Here, we describe transcription text in both Japanese and English as shown below.


Manifest File Description
An example is stored at the following location.
https://github.com/nakamura196/ramp_data/blob/main/docs/demo/3571280/manifest.json
Please also refer to the following article.

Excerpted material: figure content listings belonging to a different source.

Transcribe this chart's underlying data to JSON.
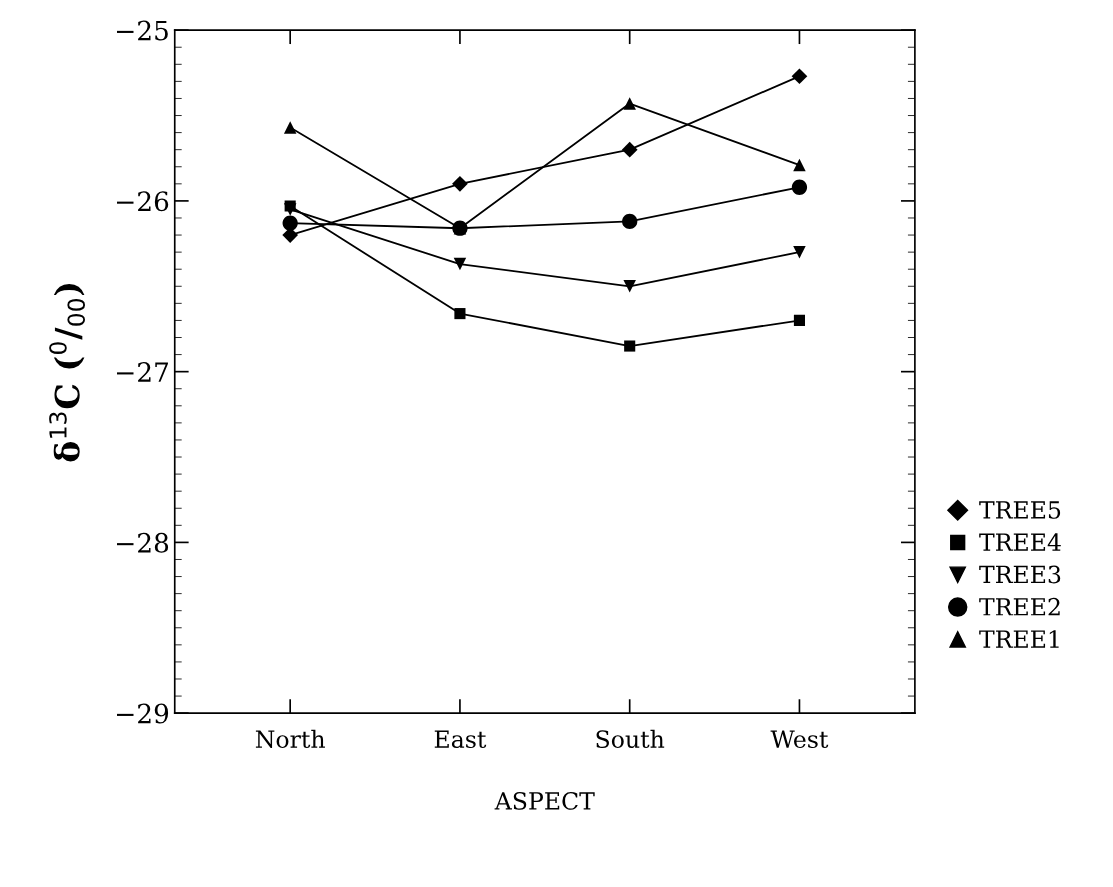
{
  "chart_data": {
    "type": "line",
    "xlabel": "ASPECT",
    "ylabel": "δ$^{13}$C ($^{0}$/$_{00}$)",
    "categories": [
      "North",
      "East",
      "South",
      "West"
    ],
    "ylim": [
      -29,
      -25
    ],
    "yticks": [
      {
        "value": -29,
        "label": "−29"
      },
      {
        "value": -28,
        "label": "−28"
      },
      {
        "value": -27,
        "label": "−27"
      },
      {
        "value": -26,
        "label": "−26"
      },
      {
        "value": -25,
        "label": "−25"
      }
    ],
    "grid": false,
    "legend": "right",
    "line_style": "solid",
    "series": [
      {
        "name": "TREE5",
        "color": "#000000",
        "marker": "diamond",
        "values": [
          -26.2,
          -25.9,
          -25.7,
          -25.27
        ]
      },
      {
        "name": "TREE4",
        "color": "#000000",
        "marker": "square",
        "values": [
          -26.03,
          -26.66,
          -26.85,
          -26.7
        ]
      },
      {
        "name": "TREE3",
        "color": "#000000",
        "marker": "triangle_down",
        "values": [
          -26.05,
          -26.37,
          -26.5,
          -26.3
        ]
      },
      {
        "name": "TREE2",
        "color": "#000000",
        "marker": "circle",
        "values": [
          -26.13,
          -26.16,
          -26.12,
          -25.92
        ]
      },
      {
        "name": "TREE1",
        "color": "#000000",
        "marker": "triangle",
        "values": [
          -25.57,
          -26.16,
          -25.43,
          -25.79
        ]
      }
    ]
  }
}
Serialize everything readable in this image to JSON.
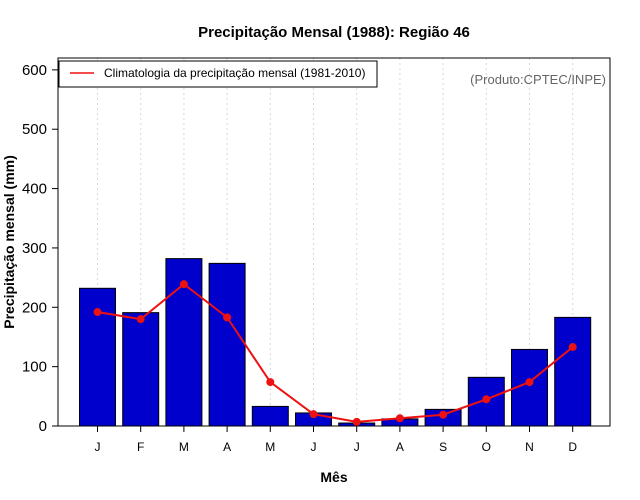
{
  "colors": {
    "bar_fill": "#0000cc",
    "bar_stroke": "#000000",
    "line": "#ee1111",
    "grid": "#d8d8d8",
    "credit_text": "#666666"
  },
  "chart_data": {
    "type": "bar",
    "title": "Precipitação Mensal (1988): Região 46",
    "xlabel": "Mês",
    "ylabel": "Precipitação mensal (mm)",
    "ylim": [
      0,
      620
    ],
    "yticks": [
      0,
      100,
      200,
      300,
      400,
      500,
      600
    ],
    "categories": [
      "J",
      "F",
      "M",
      "A",
      "M",
      "J",
      "J",
      "A",
      "S",
      "O",
      "N",
      "D"
    ],
    "series": [
      {
        "name": "Precipitação mensal (1988)",
        "type": "bar",
        "values": [
          232,
          191,
          282,
          274,
          33,
          22,
          5,
          12,
          28,
          82,
          129,
          183
        ]
      },
      {
        "name": "Climatologia da precipitação mensal (1981-2010)",
        "type": "line",
        "values": [
          192,
          180,
          239,
          183,
          74,
          20,
          7,
          13,
          19,
          45,
          74,
          133
        ]
      }
    ],
    "legend": {
      "position": "top-left",
      "label": "Climatologia da precipitação mensal (1981-2010)"
    },
    "annotation": "(Produto:CPTEC/INPE)",
    "grid": "vertical dotted"
  }
}
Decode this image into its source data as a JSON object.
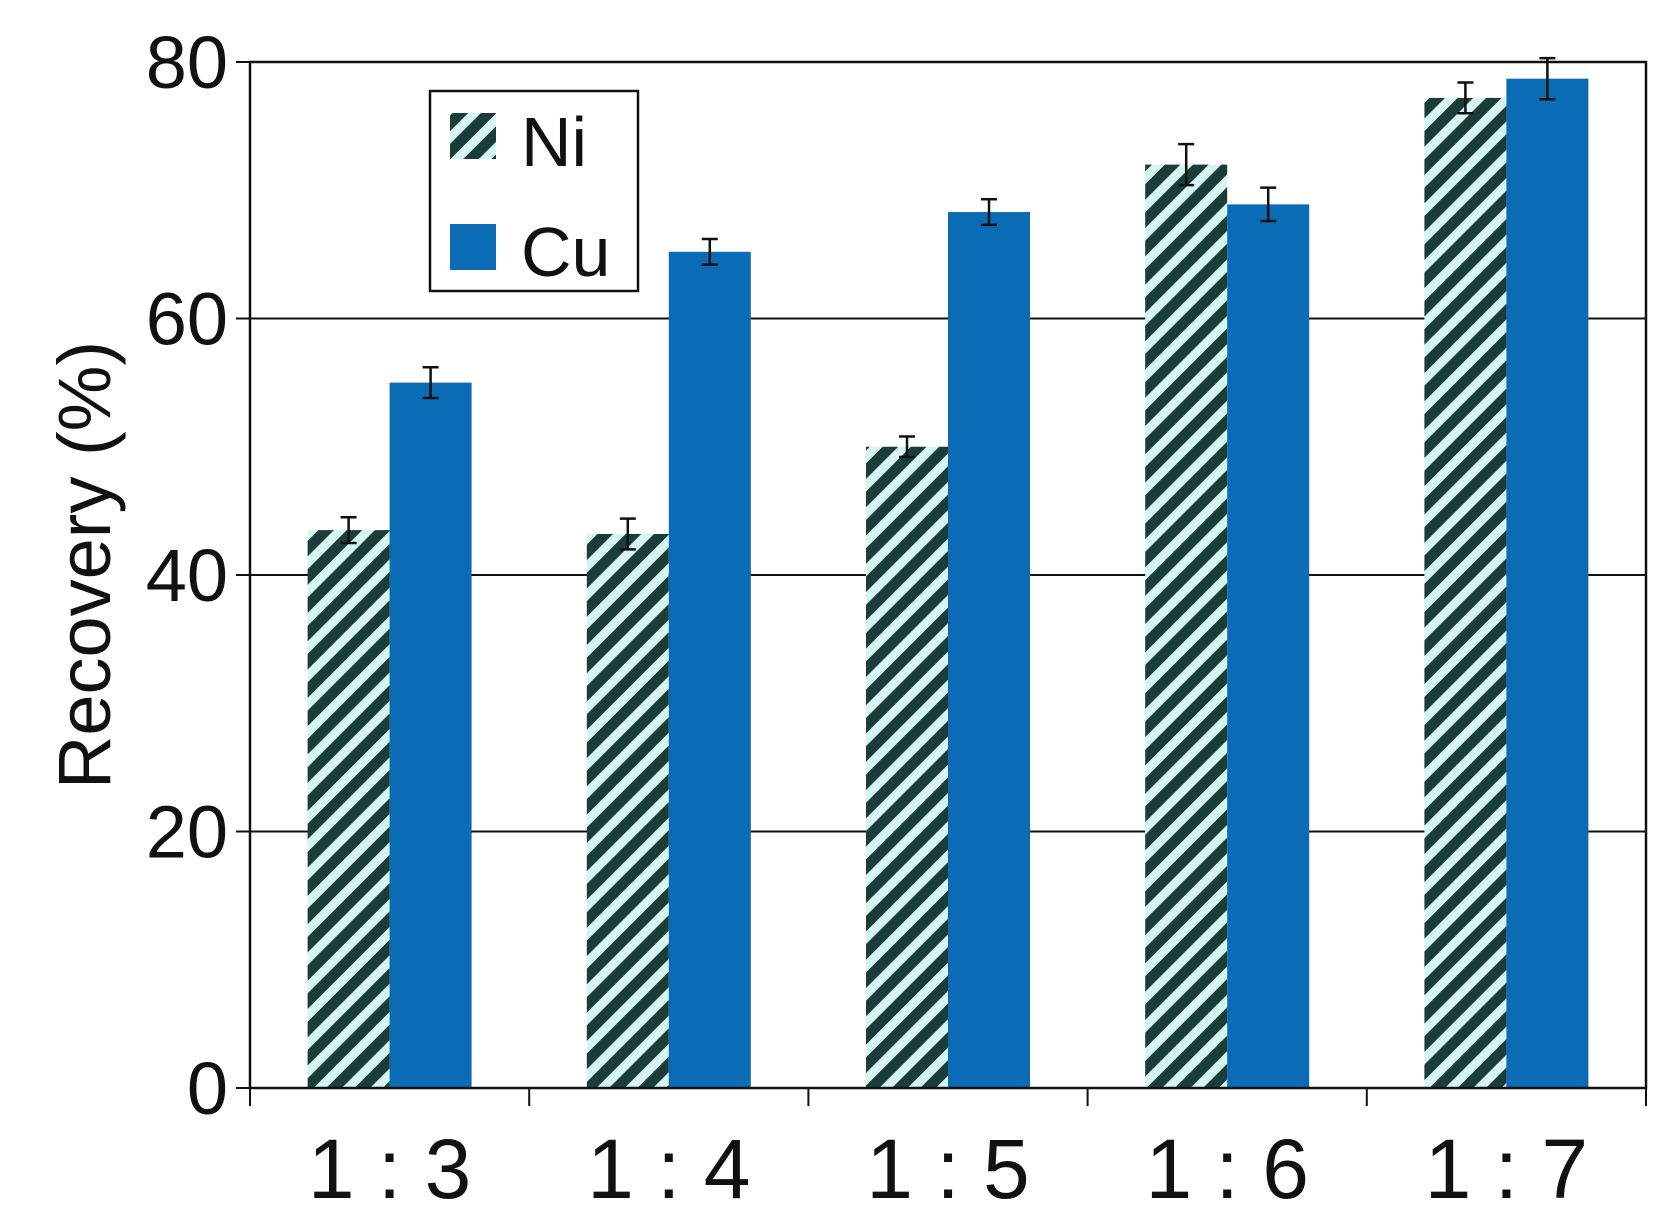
{
  "chart_data": {
    "type": "bar",
    "title": "",
    "xlabel": "",
    "ylabel": "Recovery (%)",
    "ylim": [
      0,
      80
    ],
    "yticks": [
      0,
      20,
      40,
      60,
      80
    ],
    "grid": true,
    "legend_position": "top-left",
    "categories": [
      "1 : 3",
      "1 : 4",
      "1 : 5",
      "1 : 6",
      "1 : 7"
    ],
    "series": [
      {
        "name": "Ni",
        "values": [
          43.5,
          43.2,
          50.0,
          72.0,
          77.2
        ],
        "errors": [
          1.0,
          1.2,
          0.8,
          1.6,
          1.2
        ],
        "color": "#1a3d3a",
        "pattern": "diagonal-hatch"
      },
      {
        "name": "Cu",
        "values": [
          55.0,
          65.2,
          68.3,
          68.9,
          78.7
        ],
        "errors": [
          1.2,
          1.0,
          1.0,
          1.3,
          1.6
        ],
        "color": "#0b6bb5",
        "pattern": "solid"
      }
    ]
  }
}
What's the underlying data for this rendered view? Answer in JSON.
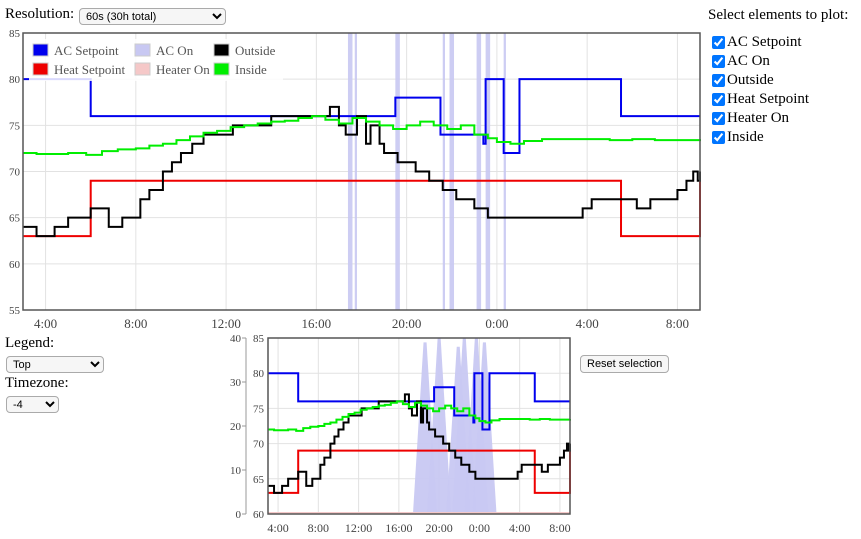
{
  "controls": {
    "resolution_label": "Resolution:",
    "resolution_value": "60s (30h total)",
    "select_label": "Select elements to plot:",
    "legend_label": "Legend:",
    "legend_value": "Top",
    "timezone_label": "Timezone:",
    "timezone_value": "-4",
    "reset_label": "Reset selection"
  },
  "elements": [
    {
      "label": "AC Setpoint",
      "checked": true
    },
    {
      "label": "AC On",
      "checked": true
    },
    {
      "label": "Outside",
      "checked": true
    },
    {
      "label": "Heat Setpoint",
      "checked": true
    },
    {
      "label": "Heater On",
      "checked": true
    },
    {
      "label": "Inside",
      "checked": true
    }
  ],
  "colors": {
    "ac_setpoint": "#0000ee",
    "ac_on": "#c8c8f2",
    "outside": "#000000",
    "heat_setpoint": "#ee0000",
    "heater_on": "#f5c8c8",
    "inside": "#00ee00"
  },
  "chart_data": [
    {
      "type": "line",
      "name": "main",
      "x_unit": "hours since 03:00",
      "xlim": [
        0,
        30
      ],
      "ylim": [
        55,
        85
      ],
      "y_ticks": [
        55,
        60,
        65,
        70,
        75,
        80,
        85
      ],
      "x_ticks": [
        {
          "at": 1,
          "label": "4:00"
        },
        {
          "at": 5,
          "label": "8:00"
        },
        {
          "at": 9,
          "label": "12:00"
        },
        {
          "at": 13,
          "label": "16:00"
        },
        {
          "at": 17,
          "label": "20:00"
        },
        {
          "at": 21,
          "label": "0:00"
        },
        {
          "at": 25,
          "label": "4:00"
        },
        {
          "at": 29,
          "label": "8:00"
        }
      ],
      "grid": true,
      "legend": "top-left",
      "series": [
        {
          "name": "AC Setpoint",
          "key": "ac_setpoint",
          "step": true,
          "x": [
            0,
            3,
            14.2,
            16.5,
            18.5,
            19.2,
            20.4,
            20.5,
            21.3,
            22,
            26.5,
            30
          ],
          "y": [
            80,
            76,
            76,
            78,
            74,
            74,
            73,
            80,
            72,
            80,
            76,
            76
          ]
        },
        {
          "name": "Heat Setpoint",
          "key": "heat_setpoint",
          "step": true,
          "x": [
            0,
            3,
            19.1,
            26.5,
            30
          ],
          "y": [
            63,
            69,
            69,
            63,
            69
          ]
        },
        {
          "name": "Outside",
          "key": "outside",
          "step": true,
          "x": [
            0,
            0.6,
            1.4,
            2,
            3,
            3.8,
            4.4,
            5.2,
            5.6,
            6.2,
            6.6,
            7,
            7.5,
            8,
            9.3,
            11,
            12.4,
            13.6,
            14,
            14.3,
            14.8,
            15.2,
            15.4,
            15.8,
            16,
            16.6,
            17,
            17.4,
            18,
            18.6,
            19.2,
            20,
            20.6,
            21.2,
            22,
            24,
            24.8,
            25.2,
            26.5,
            27.2,
            27.8,
            28.4,
            29,
            29.4,
            29.7,
            29.9,
            30
          ],
          "y": [
            64,
            63,
            64,
            65,
            66,
            64,
            65,
            67,
            68,
            70,
            71,
            72,
            73,
            74,
            75,
            76,
            76,
            77,
            75,
            74,
            76,
            73,
            75,
            73,
            72,
            71,
            71,
            70,
            69,
            68,
            67,
            66,
            65,
            65,
            65,
            65,
            66,
            67,
            67,
            66,
            67,
            67,
            68,
            69,
            70,
            69,
            70
          ]
        },
        {
          "name": "Inside",
          "key": "inside",
          "step": true,
          "x": [
            0,
            0.6,
            2,
            2.8,
            3.5,
            4.2,
            5,
            5.6,
            6.2,
            6.8,
            7.4,
            8,
            8.6,
            9.2,
            9.8,
            10.4,
            11,
            11.6,
            12.2,
            12.8,
            13.4,
            14,
            14.6,
            15.2,
            15.8,
            16.4,
            17,
            17.6,
            18.2,
            18.8,
            19.4,
            20,
            20.6,
            21,
            21.6,
            22.2,
            23,
            26,
            27,
            28,
            30
          ],
          "y": [
            72,
            71.9,
            72,
            71.8,
            72.2,
            72.4,
            72.5,
            72.8,
            73,
            73.4,
            73.8,
            74.2,
            74.4,
            74.8,
            75,
            75.2,
            75.4,
            75.5,
            75.8,
            76,
            75.6,
            75.2,
            75.8,
            75.4,
            75,
            74.6,
            75,
            75.4,
            75,
            74.6,
            75,
            74,
            73.6,
            73.2,
            73,
            73.3,
            73.5,
            73.4,
            73.5,
            73.4,
            73.5
          ]
        }
      ],
      "ac_on_bands": [
        [
          14.4,
          14.6
        ],
        [
          14.7,
          14.8
        ],
        [
          16.5,
          16.7
        ],
        [
          18.6,
          18.7
        ],
        [
          18.9,
          19.1
        ],
        [
          20.1,
          20.3
        ],
        [
          20.5,
          20.7
        ],
        [
          21.3,
          21.4
        ]
      ]
    },
    {
      "type": "line",
      "name": "overview",
      "xlim": [
        0,
        30
      ],
      "ylim": [
        60,
        85
      ],
      "y_ticks": [
        60,
        65,
        70,
        75,
        80,
        85
      ],
      "y2lim": [
        0,
        40
      ],
      "y2_ticks": [
        0,
        10,
        20,
        30,
        40
      ],
      "x_ticks": [
        {
          "at": 1,
          "label": "4:00"
        },
        {
          "at": 5,
          "label": "8:00"
        },
        {
          "at": 9,
          "label": "12:00"
        },
        {
          "at": 13,
          "label": "16:00"
        },
        {
          "at": 17,
          "label": "20:00"
        },
        {
          "at": 21,
          "label": "0:00"
        },
        {
          "at": 25,
          "label": "4:00"
        },
        {
          "at": 29,
          "label": "8:00"
        }
      ],
      "ac_on_peaks": [
        {
          "x": 15.6,
          "v": 39
        },
        {
          "x": 17,
          "v": 40
        },
        {
          "x": 18.9,
          "v": 38
        },
        {
          "x": 19.5,
          "v": 40
        },
        {
          "x": 20.7,
          "v": 40
        },
        {
          "x": 21.5,
          "v": 39
        }
      ]
    }
  ]
}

Specifically, by describing them as multiple annotations as shown below, they were correctly processed by the Ramp viewer.
...
"annotations": [
{
"id": "https://nakamura196.github.io/ramp_data/demo/3571280/canvas/page/2",
"type": "AnnotationPage",
"items": [
{
"id": "https://nakamura196.github.io/ramp_data/demo/3571280/canvas/annotation/webvtt",
"type": "Annotation",
"label": {
"ja": [
"日本語 (machine-generated)"
]
},
"motivation": "supplementing",
"body": {
"id": "https://nakamura196.github.io/ramp_data/demo/3571280/3571280.vtt",
"type": "Text",
"format": "text/vtt",
"label": {
"ja": [
"日本語 (machine-generated)"
]
}
},
"target": "https://nakamura196.github.io/ramp_data/demo/3571280/canvas"
},
{
"id": "https://nakamura196.github.io/ramp_data/demo/3571280/canvas/annotation/webvtt/2",
"type": "Annotation",
"label": {
"ja": [
"English (machine-generated)"
]
},
"motivation": "supplementing",
"body": {
"id": "https://nakamura196.github.io/ramp_data/demo/3571280/3571280_en.vtt",
"type": "Text",
"format": "text/vtt",
"label": {
"ja": [
"English (machine-generated)"
]
}
},
"target": "https://nakamura196.github.io/ramp_data/demo/3571280/canvas"
}
]
}
]
...
Note that in Clover, the two transcription texts were displayed consecutively.

(Reference) Creating English Transcription Text
For creating the English transcription text, the following program was used. This is an example using the GitHub version of Whisper.
https://github.com/openai/whisper
def format_timestamp(seconds):
"""Converts time in seconds to a formatted string 'HH:MM:SS.mmm'."""
hours = int(seconds // 3600)
minutes = int((seconds % 3600) // 60)
seconds = seconds % 60
return f"{hours:02}:{minutes:02}:{seconds:06.3f}"
def write_vtt(transcription, file_path):
with open(file_path, 'w') as file:
file.write("WEBVTT\n\n")
for i, segment in enumerate(transcription['segments']):
start = format_timestamp(segment['start'])
end = format_timestamp(segment['end'])
text = segment['text'].strip()
file.write(f"{start} --> {end}\n{text}\n\n") # {i + 1}\n
def translate(input_path, output_path, verbose=False):
model = whisper.load_model('medium')
result = model.transcribe(input_path, verbose=verbose, language="ja", task="translate")
write_vtt(result, output_path)
return result
Initially, I tried translation using the API version of Whisper as follows, but it output in Japanese and I was unable to successfully create English text.
transcript = client.audio.translations.create(
model="whisper-1",
file=audio_file,
response_format="vtt",
)
Summary
I hope this is helpful for describing multiple transcription text and subtitle files.